This Is How We Know DACA Didn't Cause The Border Crisis

Immigrants who have been detained while crossing the border  are housed inside the McAllen Border Patrol Station in McAllen,
Immigrants who have been detained while crossing the border are housed inside the McAllen Border Patrol Station in McAllen, Texas, Tuesday July 15, 2014. A solution for the growing crisis of tens of thousands of unaccompanied children showing up at the U.S.-Mexico border is looking increasingly elusive with three weeks left before Congress leaves Washington for an annual August recess. (AP Photo/Los Angeles Times, Rick Loomis, Pool)

Since October, some 57,000 unaccompanied minors -- the vast majority from Central America -- have crossed illegally into the United States. Many Republicans are blaming the crisis on President Barack Obama’s Deferred Action for Childhood Arrivals program, or DACA, which allows people brought here illegally as children work authorization and relief from deportation. Conservatives say the policy, which newly arrived undocumented immigrants don’t qualify for, has acted as a magnet, pulling young migrants from the violence-plagued and poverty-stricken countries of El Salvador, Honduras and Guatemala.

But there’s virtually no evidence to support this increasingly popular conservative talking point.

Immigration hardliners within the Republican Party have always despised DACA, viewing it as an overstepping of presidential authority and an affront to their enforcement-first attitude. Since the crisis, however, they’ve lashed out with renewed force. DACA is basically an adaptation of Sen. Marco Rubio’s (R-Fla.) idea for a conservative alternative to the DREAM Act. Now, even he says DACA should be rescinded, calling for a policy that basically amounts to deporting more Dreamers.

To make their case, conservatives generally use two arguments. First, they point out that the child migrants often think they’ll be allowed to stay. Second, they say DACA must be responsible for the crisis because the sharp rise in the number of unaccompanied minors crossing illegally roughly coincides with the implementation of DACA in June 2012.

Neither argument holds water.

Conservatives have made much of the fact that those crossing the border are under the impression that once they arrive in the U.S., they’ll receive a “permiso,” or permit. That must mean they’re aware of DACA, Republicans like U.S. Sen. Ted Cruz (R-Texas) argue.

That’s not what journalists who have spoken to migrant families are saying.

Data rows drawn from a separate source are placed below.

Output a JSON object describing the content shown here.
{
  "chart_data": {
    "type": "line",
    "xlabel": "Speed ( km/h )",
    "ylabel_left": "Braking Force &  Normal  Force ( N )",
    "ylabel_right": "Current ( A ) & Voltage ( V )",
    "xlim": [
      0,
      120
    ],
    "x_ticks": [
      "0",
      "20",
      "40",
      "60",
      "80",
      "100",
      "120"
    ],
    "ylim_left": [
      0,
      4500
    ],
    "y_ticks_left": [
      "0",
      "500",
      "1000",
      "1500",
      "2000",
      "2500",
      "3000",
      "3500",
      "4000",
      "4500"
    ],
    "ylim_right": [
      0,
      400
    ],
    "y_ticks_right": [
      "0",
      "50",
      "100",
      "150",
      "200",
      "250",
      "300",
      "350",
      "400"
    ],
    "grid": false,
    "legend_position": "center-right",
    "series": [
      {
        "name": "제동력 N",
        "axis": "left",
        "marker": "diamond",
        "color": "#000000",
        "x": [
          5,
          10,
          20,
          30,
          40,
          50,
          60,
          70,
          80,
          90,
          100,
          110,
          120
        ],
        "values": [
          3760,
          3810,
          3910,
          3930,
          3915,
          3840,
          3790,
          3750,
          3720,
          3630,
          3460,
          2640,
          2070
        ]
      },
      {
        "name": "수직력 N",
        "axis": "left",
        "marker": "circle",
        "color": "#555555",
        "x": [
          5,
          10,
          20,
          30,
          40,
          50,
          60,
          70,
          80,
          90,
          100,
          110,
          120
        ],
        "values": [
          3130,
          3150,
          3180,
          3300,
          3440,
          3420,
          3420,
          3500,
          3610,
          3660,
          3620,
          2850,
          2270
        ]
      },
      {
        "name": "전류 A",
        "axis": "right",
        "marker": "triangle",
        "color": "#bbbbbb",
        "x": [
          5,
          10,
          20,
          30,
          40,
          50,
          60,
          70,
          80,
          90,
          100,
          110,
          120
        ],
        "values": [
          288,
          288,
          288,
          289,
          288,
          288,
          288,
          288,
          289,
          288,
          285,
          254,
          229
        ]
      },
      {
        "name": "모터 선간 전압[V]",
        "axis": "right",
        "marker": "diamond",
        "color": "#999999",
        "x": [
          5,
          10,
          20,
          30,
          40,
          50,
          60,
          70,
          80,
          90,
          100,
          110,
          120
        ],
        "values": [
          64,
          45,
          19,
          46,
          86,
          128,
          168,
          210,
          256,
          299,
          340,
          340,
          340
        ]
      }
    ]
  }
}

According to reports from the border, the “permiso” people are referring to is a notice to appear in immigration court.

It’s easy to understand how Central Americans may misconstrue the meaning of a notice to appear. Because unaccompanied minors may await their court date outside detention, they are normally permitted to reunite with family members in the U.S. Due to the tremendous backlog in our immigration courts, it could be years before their cases are resolved.

The “permiso” phenomenon isn’t new. Operation Streamline, the program that jails immigrants for crossing the border illegally before deporting them, arose out of a similar bottleneck in the immigration system. Around 2004, the Del Rio sector of the Texas border with Mexico ran out of detention bed space for Central Americans, who by law could not immediately be repatriated like Mexicans. According to the California Law Review, Central Americans “began walking up to Border Patrol agents in Eagle Pass and asking for a Notice to Appear, which they sometimes referred to as a ‘permiso’ (or permit).”

That was eight years before DACA, so it’s fairly certain that the policy isn’t behind the “permiso” phenomenon. But what of the fact that that the numbers have risen so sharply since the Obama administration implemented DACA?

It’s undeniable that the numbers have grown. Some 15,700 unaccompanied minors entered illegally in 2011, while more than 57,000 have entered so far this year.

But correlation isn’t the same as causation. A closer look reveals that the upward trend predates DACA.

Vox traces the beginning of the uptick to the fall of 2011 -- more than a year before DACA. By April 2012, several months before the announcement of DACA in June of that year, child migrants were placed in Lackland Air Force base because they had overwhelmed the shelter space available to them.

The fact of the matter is that all the elements were in place for a large-scale movement of Central American kids across the border, with or without DACA. Rising street violence in Central America, along with political instability in Honduras gave people a reason to leave. Previous migratory patterns established since the late-1970s -- first for political reasons, then for economic ones -- meant many Central American youths have family here in the United States. And a hole in our immigration enforcement system was exploited both by families desperate to bring their children here and by human traffickers eager to profit from their predicament.

In addition to being based on a fallacy, the GOP’s call to fight this crisis with more border security would do nothing to solve the problem. These children aren’t a security threat. They’re turning themselves in to U.S. authorities at the border.

Some 550,000 people benefit from DACA today. Because of the policy, they can work in the only country they know as home and can live with a modicum of security, knowing that -- at least for now -- they don’t have to face the perpetual fear of deportation. Conservatives want to take that away, even though there’s no compelling reason to believe it would stem the border crisis or have any other positive effect.